Мальчишка поскакал на луг. А Нина, вбежав в дом, бросила маме несколько слов о событиях в Выдрице и пустилась в лес через огороды. Разразилась гроза. Хлынул проливной дождь, но Нина забыла обо всем, о себе самой. В голове у нее было одно: успеть, во что бы то ни стало успеть сказать Сороке о карателях и спасти выдрицких мужиков.
— По какой дороге каратели могут повести захваченных? — спросил Сорока у запыхавшейся Нины.
— Из Выдрицы в Борисов они пойдут через Крупки, так как по лесным дорогам прямо в Борисов для них опасно — партизаны кругом. А там две дороги. Одна — ближе к вам, другая — по ту сторону реки. По какой пойдут — не знаю.
— Сделаем так. Я буду наблюдать с опушки леса, а ты смотри с крыши дома и, как только увидишь, помаши платком в ту сторону, куда повернут.
— Хорошо. Я побежала.
— Давай, Ниночка! Да слишком не торопись. Пока идет дождь, они не пойдут. По сухой дорожке потопают гады.
По ближней дороге вышел конвой в восемь карателей. Остальные во главе с офицером и бургомистром отправились по дальней. Господа очень дорожили своей жизнью. Та дорога хоть и длиннее, да безопаснее — с одного фланга ее прикрывает река…
Сорока выбрал для засады кустарник, вплотную прилегавший к ближней дороге. Но сразу встал вопрос: как стрелять в конвоиров? Ведь можно попасть в безвинных людей.
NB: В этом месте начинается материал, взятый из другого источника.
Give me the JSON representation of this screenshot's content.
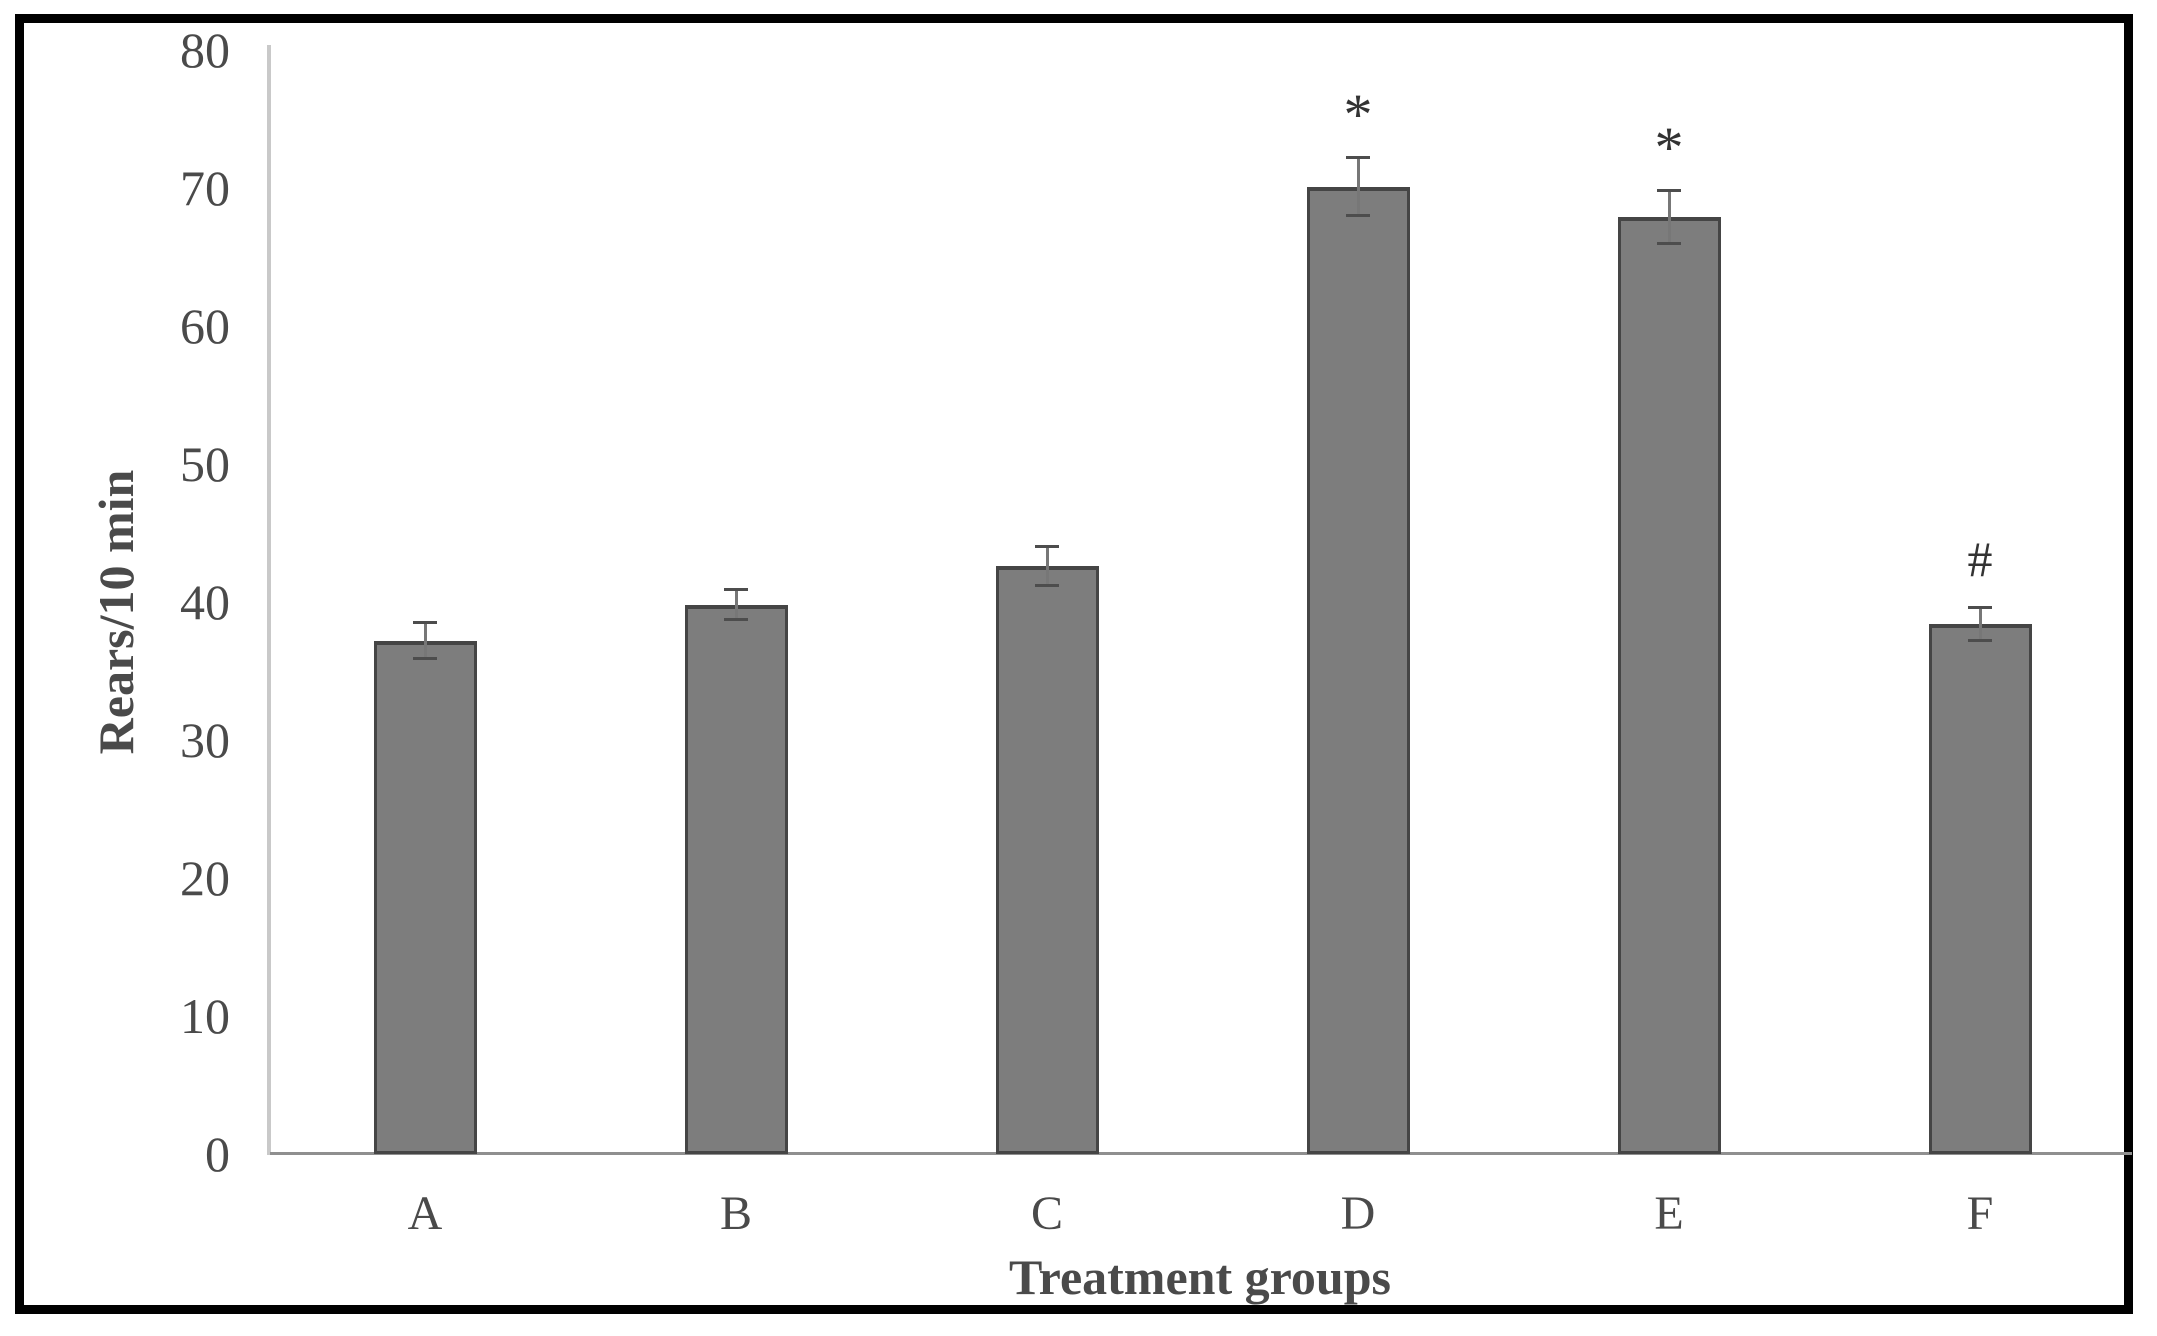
{
  "figure": {
    "background_color": "#ffffff",
    "border_color": "#000000"
  },
  "chart_data": {
    "type": "bar",
    "title": "",
    "categories": [
      "A",
      "B",
      "C",
      "D",
      "E",
      "F"
    ],
    "values": [
      37.2,
      39.8,
      42.6,
      70.1,
      67.9,
      38.4
    ],
    "errors": [
      1.3,
      1.1,
      1.4,
      2.1,
      1.9,
      1.2
    ],
    "annotations": [
      "",
      "",
      "",
      "*",
      "*",
      "#"
    ],
    "xlabel": "Treatment groups",
    "ylabel": "Rears/10 min",
    "yticks": [
      0,
      10,
      20,
      30,
      40,
      50,
      60,
      70,
      80
    ],
    "ylim": [
      0,
      80
    ],
    "grid": false,
    "legend": false,
    "bar_color": "#7d7d7d",
    "bar_border_color": "#454545",
    "error_bar_color": "#4d4d4d",
    "y_axis_line_color": "#c9c9c9",
    "x_axis_line_color": "#8f8f8f",
    "text_color": "#4a4a4a"
  }
}
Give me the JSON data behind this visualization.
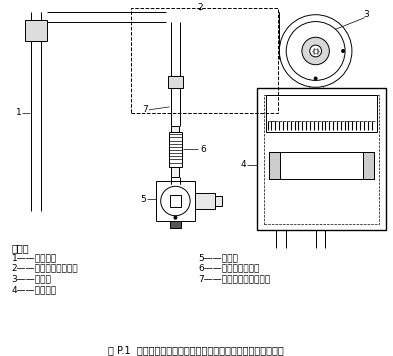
{
  "title": "图 P.1  与风机连接之前的一段燃气管路中使用非金属材料燃气管",
  "legend_title": "说明：",
  "legend_items_left": [
    "1——空气管；",
    "2——非金属材料管路；",
    "3——风机；",
    "4——燃烧室；"
  ],
  "legend_items_right": [
    "5——燃气阀",
    "6——金属材料燃气管",
    "7——非金属材料燃气管。"
  ],
  "line_color": "#000000",
  "bg_color": "#ffffff",
  "label_1": "1",
  "label_2": "2",
  "label_3": "3",
  "label_4": "4",
  "label_5": "5",
  "label_6": "6",
  "label_7": "7"
}
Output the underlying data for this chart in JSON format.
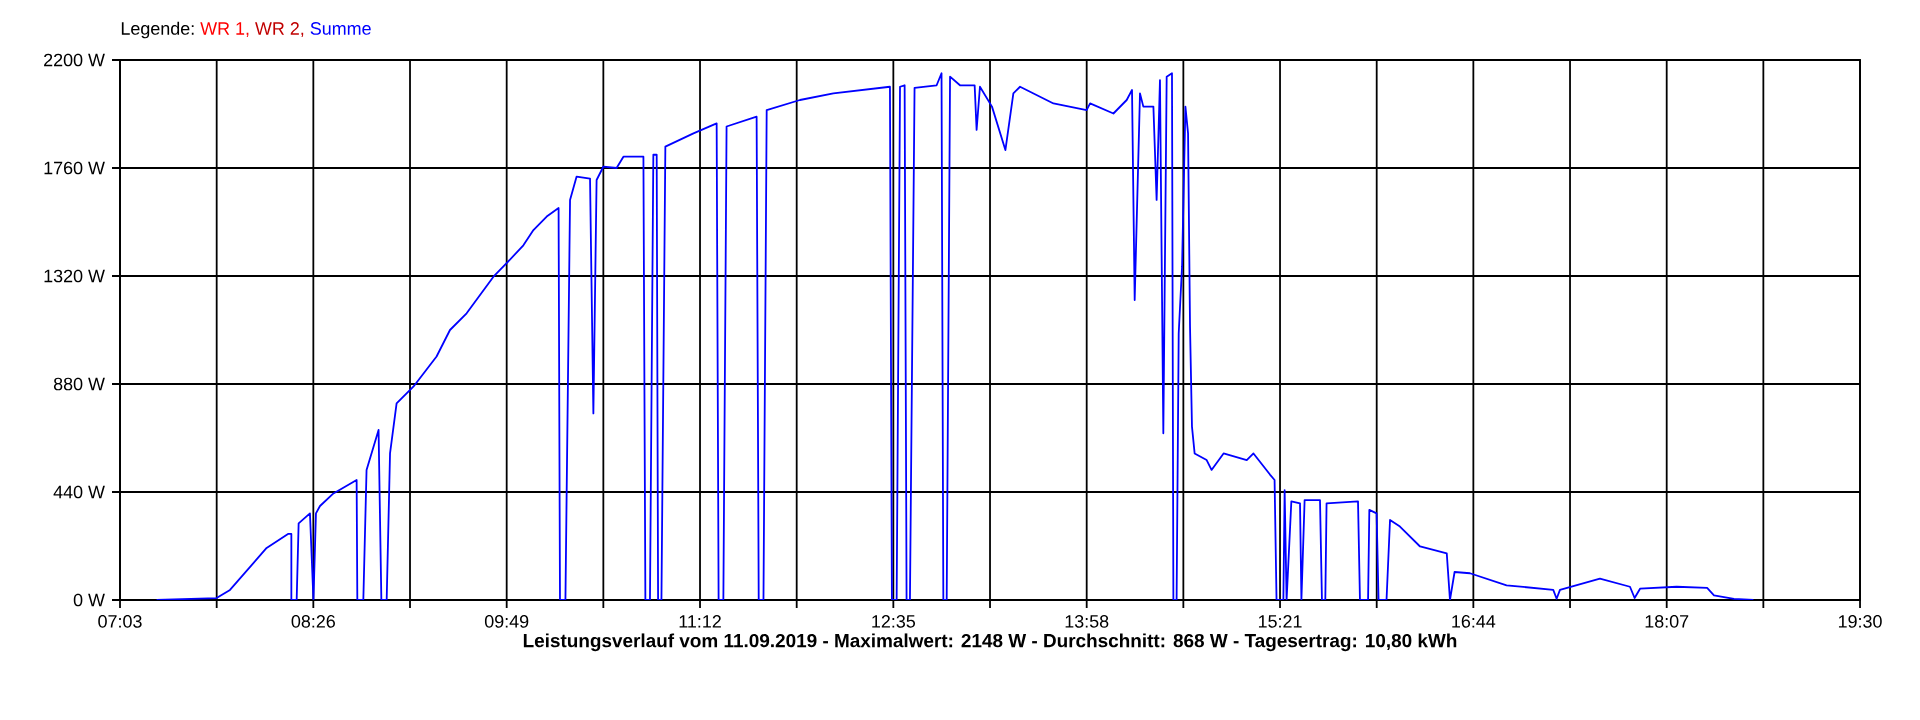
{
  "chart_data": {
    "type": "line",
    "xlabel": "**Leistungsverlauf vom 11.09.2019 - Maximalwert: 2148 W - Durchschnitt: 868 W - Tagesertrag: 10,80 kWh**",
    "legend_title": "Legende:",
    "legend": "top left",
    "grid": true,
    "xlim": [
      7.05,
      19.5
    ],
    "xticks": [
      {
        "value": 7.05,
        "label": "07:03"
      },
      {
        "value": 7.7417,
        "label": null
      },
      {
        "value": 8.4333,
        "label": "08:26"
      },
      {
        "value": 9.125,
        "label": null
      },
      {
        "value": 9.8167,
        "label": "09:49"
      },
      {
        "value": 10.5083,
        "label": null
      },
      {
        "value": 11.2,
        "label": "11:12"
      },
      {
        "value": 11.8917,
        "label": null
      },
      {
        "value": 12.5833,
        "label": "12:35"
      },
      {
        "value": 13.275,
        "label": null
      },
      {
        "value": 13.9667,
        "label": "13:58"
      },
      {
        "value": 14.6583,
        "label": null
      },
      {
        "value": 15.35,
        "label": "15:21"
      },
      {
        "value": 16.0417,
        "label": null
      },
      {
        "value": 16.7333,
        "label": "16:44"
      },
      {
        "value": 17.425,
        "label": null
      },
      {
        "value": 18.1167,
        "label": "18:07"
      },
      {
        "value": 18.8083,
        "label": null
      },
      {
        "value": 19.5,
        "label": "19:30"
      }
    ],
    "ylim": [
      0,
      2200
    ],
    "yticks": [
      {
        "value": 0,
        "label": "0 W"
      },
      {
        "value": 440,
        "label": "440 W"
      },
      {
        "value": 880,
        "label": "880 W"
      },
      {
        "value": 1320,
        "label": "1320 W"
      },
      {
        "value": 1760,
        "label": "1760 W"
      },
      {
        "value": 2200,
        "label": "2200 W"
      }
    ],
    "series": [
      {
        "name": "WR 1,",
        "color": "#ff0000"
      },
      {
        "name": "WR 2,",
        "color": "#c00000"
      },
      {
        "name": "Summe",
        "color": "#0000ff",
        "x": [
          7.312,
          7.741,
          7.837,
          8.099,
          8.252,
          8.276,
          8.276,
          8.314,
          8.328,
          8.409,
          8.434,
          8.452,
          8.481,
          8.577,
          8.743,
          8.748,
          8.791,
          8.814,
          8.9,
          8.92,
          8.958,
          8.982,
          9.029,
          9.149,
          9.315,
          9.411,
          9.53,
          9.722,
          9.816,
          9.936,
          10.008,
          10.103,
          10.188,
          10.198,
          10.237,
          10.27,
          10.317,
          10.413,
          10.437,
          10.46,
          10.509,
          10.603,
          10.652,
          10.795,
          10.809,
          10.842,
          10.866,
          10.89,
          10.9,
          10.924,
          10.952,
          11.153,
          11.319,
          11.333,
          11.367,
          11.39,
          11.605,
          11.62,
          11.654,
          11.677,
          11.915,
          12.154,
          12.559,
          12.573,
          12.607,
          12.631,
          12.664,
          12.678,
          12.702,
          12.735,
          12.893,
          12.928,
          12.941,
          12.965,
          12.989,
          13.06,
          13.165,
          13.179,
          13.203,
          13.289,
          13.385,
          13.442,
          13.49,
          13.729,
          13.966,
          13.991,
          14.158,
          14.253,
          14.291,
          14.31,
          14.348,
          14.372,
          14.444,
          14.467,
          14.491,
          14.515,
          14.539,
          14.577,
          14.587,
          14.61,
          14.625,
          14.649,
          14.673,
          14.692,
          14.706,
          14.72,
          14.739,
          14.825,
          14.86,
          14.946,
          15.112,
          15.16,
          15.278,
          15.311,
          15.325,
          15.374,
          15.383,
          15.397,
          15.431,
          15.493,
          15.503,
          15.526,
          15.636,
          15.65,
          15.674,
          15.683,
          15.908,
          15.922,
          15.98,
          15.989,
          16.041,
          16.055,
          16.112,
          16.137,
          16.208,
          16.352,
          16.543,
          16.566,
          16.599,
          16.709,
          16.971,
          17.305,
          17.329,
          17.353,
          17.639,
          17.854,
          17.887,
          17.926,
          18.188,
          18.406,
          18.455,
          18.598,
          18.737
        ],
        "values": [
          0,
          8,
          41,
          212,
          269,
          269,
          0,
          0,
          312,
          353,
          0,
          353,
          383,
          434,
          489,
          0,
          0,
          530,
          693,
          0,
          0,
          597,
          801,
          869,
          992,
          1100,
          1168,
          1317,
          1372,
          1445,
          1507,
          1562,
          1597,
          0,
          0,
          1630,
          1725,
          1717,
          760,
          1711,
          1766,
          1760,
          1806,
          1806,
          0,
          0,
          1814,
          1814,
          0,
          0,
          1847,
          1901,
          1942,
          0,
          0,
          1929,
          1969,
          0,
          0,
          1996,
          2037,
          2064,
          2091,
          0,
          0,
          2091,
          2097,
          0,
          0,
          2086,
          2097,
          2146,
          0,
          0,
          2132,
          2097,
          2097,
          1915,
          2091,
          2010,
          1833,
          2064,
          2091,
          2023,
          1996,
          2023,
          1982,
          2037,
          2078,
          1222,
          2064,
          2010,
          2010,
          1630,
          2118,
          679,
          2132,
          2146,
          0,
          0,
          1086,
          1358,
          2010,
          1901,
          1114,
          706,
          597,
          570,
          530,
          597,
          570,
          597,
          511,
          489,
          0,
          0,
          448,
          0,
          402,
          394,
          0,
          407,
          407,
          0,
          0,
          394,
          402,
          0,
          0,
          367,
          353,
          0,
          0,
          326,
          299,
          218,
          190,
          0,
          114,
          109,
          60,
          41,
          5,
          41,
          87,
          54,
          8,
          46,
          54,
          49,
          19,
          5,
          0
        ]
      }
    ]
  }
}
Договорились метким стрелкам стрелять по охране одиночными выстрелами, а очереди давать вверх и, выскакивая на дорогу, разоружать и добивать охрану.
Нина подала сигнал: идут.
Глянул залп. Пятеро из карателей были сразу убиты наповал, остальные кинулись врассыпную. Мужики попадали на дороге и стали уползать в кусты. Теперь можно было стрелять очередями из автоматов по оставшимся в живых карателям. В считанные минуты все они полегли замертво. Ни один не ушел.
— Ну, а вы, православные, — сказал Сорока освобожденным, собрав их на дороге, — марш по домам!
— Нет! Не пойдем, — воспротивились выдричане. — Хватит… Насиделись. Воевать будем. Пиши в отряд!
— Ну что ж… Это хорошее дело. Берите оружие убитых фашистов и подавайтесь с нами в лес. Благословляем вас на подвиг во славу Родины!
Тут же избрали командование новым отрядом. Командиром стал бывший работник лесхоза Кирилл Шинкевич, а комиссаром — писарь сельсовета Степан Шутько.
Подъехал на низкорослой лошаденке и старик, дерзивший у сарая. Увидел, что мужики с оружием стоят в строю, всполошился:
— Братцы! А я-то як же? Рази я не вояка! Рази я не защитник?
— Становись в строй, дед, — строго сказал Шинкевич. — Спасибо тебе, защитил от поганого и честь нашу, и сами головы. Спасибо, добрая душа. Теперь и пули твои пусть так же метко разят врага, как разил язык. Но… с командирами полегче… Ведь теперь ты — красный партизан!